И как горбачевские углы никогда не пустуют, так и разносчичьи шкапчики — ларьки всегда полны соблазнительных сластей и лакомств.

Около углов дворницкая. Семь дворников. Все на вид такие здоровые и все больны чем-нибудь таким, хоть бы на смех один попался. И дело дворницкое не легкое дело: и дежурь и дрова носи и в часть таскай, все прямо с топора делай. Одна выгода — дрова. Только парадный конец дома на хозяйских, черный же — мелкота на своих, свои дрова покупает, и бурковские дворники, все семь, как один, дровами промышляют.

Над дворницкой — старший Михаил Павлович, по благообразию своему подходящ больше к Невской лавре — быть бы ему в Лавре не из последних, праздничных меньше рубля не берет. Над Михаилом Павловичем — паспортист Еркин и конторщик Станислав.

Еркин во всем Бурковом дворе по части выпивки первый, так все и знают. И на праздниках, взобравшись куда-нибудь на пятый этаж, нередко позвонит в квартиру, пролопочет, что за праздничным двугривенным явился, но тут и падет на пороге, как мертвый, а то с лестницы катился тоже не то на Рождество, не то на Пасху да так со ступеньки на ступеньку — любит-не-любит, пока весь не исполосовался о камни и узнать его отказались. После Нового года на Богоявленье дворничиха Антонина Игнатьевна, жена Михаила Павловича, женщина богобоязненная, водила его к братцу в Гавань возвратить на путь истинный, и возвратился он на путь истинный: дал братцу зарок — расписку, что прекращает пить на год до Нового года. Еркин больничными марками промышляет и марки для него, — все больше рублевые! — что дрова для бурковского дворника.

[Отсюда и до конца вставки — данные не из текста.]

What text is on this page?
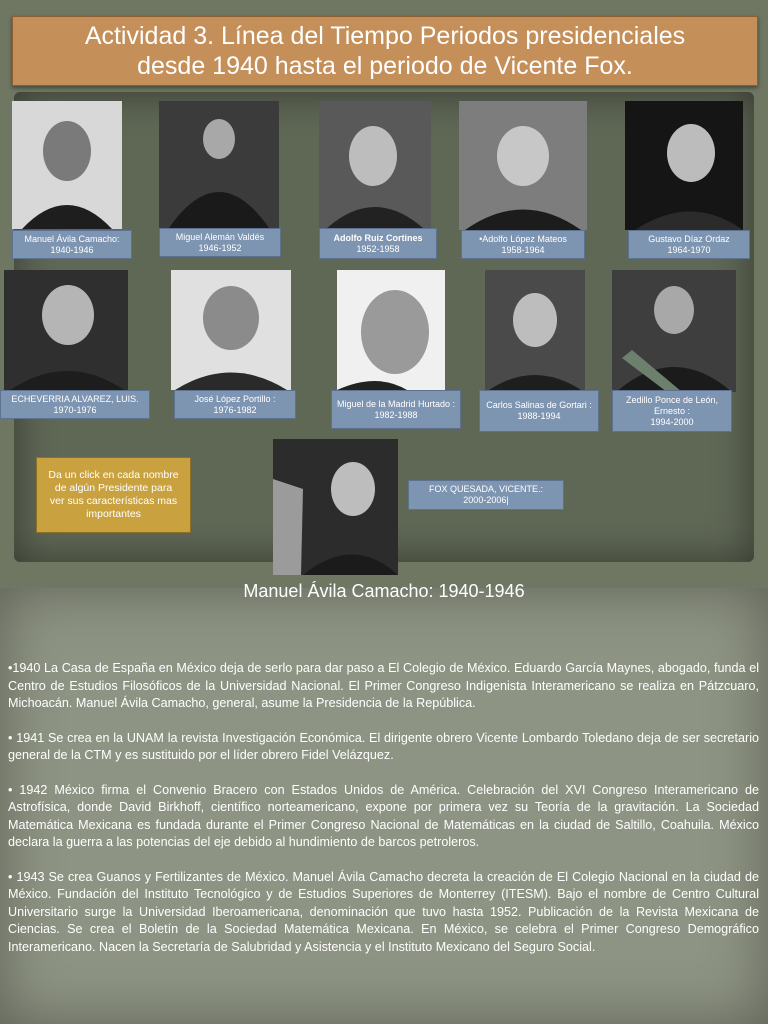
Actividad 3. Línea del Tiempo Periodos presidenciales
desde 1940 hasta el periodo de Vicente Fox.
Manuel Ávila Camacho:
1940-1946
Miguel Alemán Valdés
1946-1952
Adolfo Ruiz Cortines 1952-1958
•Adolfo López Mateos
1958-1964
Gustavo Díaz Ordaz
1964-1970
ECHEVERRIA ALVAREZ, LUIS.
1970-1976
José López Portillo :
1976-1982
Miguel de la Madrid Hurtado :
1982-1988
Carlos Salinas de Gortari :
1988-1994
Zedillo Ponce de León, Ernesto :
1994-2000
Da un click en cada nombre de algún Presidente para ver sus características mas importantes
FOX QUESADA, VICENTE.:
2000-2006|
Manuel Ávila Camacho: 1940-1946

•1940 La Casa de España en México deja de serlo para dar paso a El Colegio de México. Eduardo García Maynes, abogado, funda el Centro de Estudios Filosóficos de la Universidad Nacional. El Primer Congreso Indigenista Interamericano se realiza en Pátzcuaro, Michoacán. Manuel Ávila Camacho, general, asume la Presidencia de la República.

• 1941 Se crea en la UNAM la revista Investigación Económica. El dirigente obrero Vicente Lombardo Toledano deja de ser secretario general de la CTM y es sustituido por el líder obrero Fidel Velázquez.

• 1942 México firma el Convenio Bracero con Estados Unidos de América. Celebración del XVI Congreso Interamericano de Astrofísica, donde David Birkhoff, científico norteamericano, expone por primera vez su Teoría de la gravitación. La Sociedad Matemática Mexicana es fundada durante el Primer Congreso Nacional de Matemáticas en la ciudad de Saltillo, Coahuila. México declara la guerra a las potencias del eje debido al hundimiento de barcos petroleros.

• 1943 Se crea Guanos y Fertilizantes de México. Manuel Ávila Camacho decreta la creación de El Colegio Nacional en la ciudad de México. Fundación del Instituto Tecnológico y de Estudios Superiores de Monterrey (ITESM). Bajo el nombre de Centro Cultural Universitario surge la Universidad Iberoamericana, denominación que tuvo hasta 1952. Publicación de la Revista Mexicana de Ciencias. Se crea el Boletín de la Sociedad Matemática Mexicana. En México, se celebra el Primer Congreso Demográfico Interamericano. Nacen la Secretaría de Salubridad y Asistencia y el Instituto Mexicano del Seguro Social.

Сожитель Еркина Станислав конторщик, все равно, как монтер Казимир, приятель Станислава, искони известны

114

тем, что по ночам лазают по всем лестницам, и ни одна кухарка и никакая горничная, еще не было случая, чтобы устоять могла. И любой семеновец перед ними просто дрянь.

Свадьбы, покойники, случаи, происшествия, скандалы, драки, мордобой, караул и участок, и не то человек кричит, не то кошка мяучит, не то душат кого-то, — так всякий день.

Буркова дом — чистая Вязьма.

Квартира Адонии Ивойловны Журавлевой, хозяйки Маракулина, — на черном конце дома, номер семьдесят девять.

В семьдесят восьмом — акушерка Лебедева. У акушерки в рождественский пост шубу зимнюю меховую украли, а вора не нашлось, как в печке сгорело. Винили швейцара Никанора, что не доглядел, а где Никанору углядеть: он и день на ногах и ночью звонки, так круглый год. Конечно, умный вор — свой, ничего не поделаешь.

В семьдесят седьмом — тоже соседняя квартира — одно время жили два студента — Шевелев и Хабаров. На вид из состоятельных, и одевались они богато и деньги вперед за месяц заплатили. Жили замкнуто, никто к ним не приходил, никаких гостей не бывало, не бывало и шуму в их квартире, прислуги своей не держали. Обыкновенно с утра они уезжали и лишь поздним вечером возвращались домой: занимались они сбором денег в пользу своих бедных товарищей, как сами объясняли, когда обходили со сбором бурковские концы — и парадный и черный. И только одно было от них неудобство: часто по ночам и не громко, но все-таки слышно они пели, и почему-то пели они панихиду Со святыми упокой, Надгробное рыдание, Вечную память. И ночное похоронное пение приводило соседей, если не в трепет, то во всяком случае в некоторое волнение. И что же? Через какой-нибудь месяц оказалось, что вовсе они не студенты, и по фамилии не Шевелев и Хабаров, а Шибанов и Коченков — воры самые настоящие, а квартира их, как нежилая, — пусто, хоть бы стул какой безногий, — ничего, один стеариновый огарок в пивной бутылке да какой-то медный кран, больше ничего. А нагрели они немало, их и арестовали.

115

На место студентов в семьдесят седьмом поселились артисты — два брата Дамаскины: Сергей Александрович из балета — экзамен на двенадцать языков сдал и все законы произошел, как говорили по двору, и Василий Александрович, клоун из цирка, или клон по-бурковски: огоньки пускает и ничего не боится, на летучем шаре летал. Артистами называл артистов старший Михаил Павлович, проникшийся к братьям Дамаскиным каким-то необыкновенным и совсем непонятным для себя уважением, как к какому-нибудь братцу из Гавани.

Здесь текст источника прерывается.